Dupixent goes under the skin (subcutaneously), not into a muscle. The three approved injection sites are your thigh, your stomach (at least two inches away from your belly button), and the outer area of your upper arm. The upper arm is only recommended if a caregiver is giving the shot for you, since it’s hard to reach on your own. Rotate to a different spot each time, and avoid injecting into skin that’s tender, bruised, damaged, or scarred.

The prefilled syringe or pen needs to come to room temperature before you use it. Take it out of the refrigerator and let it sit for about 30 to 45 minutes before injecting. Skipping this step can make the injection more uncomfortable.

What to Do if You Miss a Dose

You have a seven-day grace period. If you realize you’ve missed your scheduled injection day, go ahead and give yourself the shot as long as it’s been fewer than seven days. Then pick up your original every-two-week schedule from there. If more than seven days have passed, skip the missed dose entirely and just wait for your next regularly scheduled injection day. Don’t double up to make up for it.

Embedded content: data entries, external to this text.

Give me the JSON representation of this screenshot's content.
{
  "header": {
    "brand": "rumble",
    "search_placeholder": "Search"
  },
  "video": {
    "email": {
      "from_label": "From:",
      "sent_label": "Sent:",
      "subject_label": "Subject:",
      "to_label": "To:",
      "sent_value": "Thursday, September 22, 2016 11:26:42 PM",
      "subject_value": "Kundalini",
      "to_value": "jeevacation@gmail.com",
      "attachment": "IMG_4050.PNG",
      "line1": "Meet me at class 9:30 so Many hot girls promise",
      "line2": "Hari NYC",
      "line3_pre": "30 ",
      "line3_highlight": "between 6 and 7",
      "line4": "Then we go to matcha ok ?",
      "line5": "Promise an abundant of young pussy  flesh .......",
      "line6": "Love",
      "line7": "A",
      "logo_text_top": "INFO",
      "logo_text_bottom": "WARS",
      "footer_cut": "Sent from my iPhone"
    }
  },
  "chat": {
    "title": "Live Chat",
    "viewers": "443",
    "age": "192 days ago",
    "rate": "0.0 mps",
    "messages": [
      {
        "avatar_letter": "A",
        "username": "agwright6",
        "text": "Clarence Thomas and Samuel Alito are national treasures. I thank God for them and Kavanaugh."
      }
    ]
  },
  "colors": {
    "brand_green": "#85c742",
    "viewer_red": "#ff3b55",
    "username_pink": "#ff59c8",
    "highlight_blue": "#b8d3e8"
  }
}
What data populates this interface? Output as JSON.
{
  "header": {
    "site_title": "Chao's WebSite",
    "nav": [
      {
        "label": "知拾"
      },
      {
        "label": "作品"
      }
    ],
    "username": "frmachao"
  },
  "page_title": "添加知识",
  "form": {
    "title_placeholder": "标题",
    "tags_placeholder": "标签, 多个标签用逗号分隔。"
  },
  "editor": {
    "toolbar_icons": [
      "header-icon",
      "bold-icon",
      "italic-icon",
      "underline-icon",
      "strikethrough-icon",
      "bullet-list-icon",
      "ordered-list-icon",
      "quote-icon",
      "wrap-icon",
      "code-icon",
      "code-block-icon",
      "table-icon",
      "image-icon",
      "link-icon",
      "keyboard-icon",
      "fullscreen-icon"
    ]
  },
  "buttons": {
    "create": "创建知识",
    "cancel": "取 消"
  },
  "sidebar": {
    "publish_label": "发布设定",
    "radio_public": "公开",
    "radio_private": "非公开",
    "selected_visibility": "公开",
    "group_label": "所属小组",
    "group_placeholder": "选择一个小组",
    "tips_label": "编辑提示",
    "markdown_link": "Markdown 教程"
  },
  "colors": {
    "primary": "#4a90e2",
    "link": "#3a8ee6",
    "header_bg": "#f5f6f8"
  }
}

How Long You Stay on Dupixent

Dupixent is a long-term maintenance medication, not a short course. For conditions like eczema, nasal polyps, and prurigo nodularis, the underlying inflammation returns if you stop, so most people continue indefinitely as long as the drug is working and they’re tolerating it well. For asthma, it’s similarly ongoing. Clinical trials evaluating Dupixent have run for 52 weeks and beyond, and real-world use typically continues for years.

Results aren’t immediate. Many people notice improvement in itch and inflammation within the first few weeks, but the full benefit for skin conditions often takes 16 weeks or longer to appear. For asthma, reductions in flare-ups build over the first several months. Sticking to the every-two-week schedule consistently is what drives those results.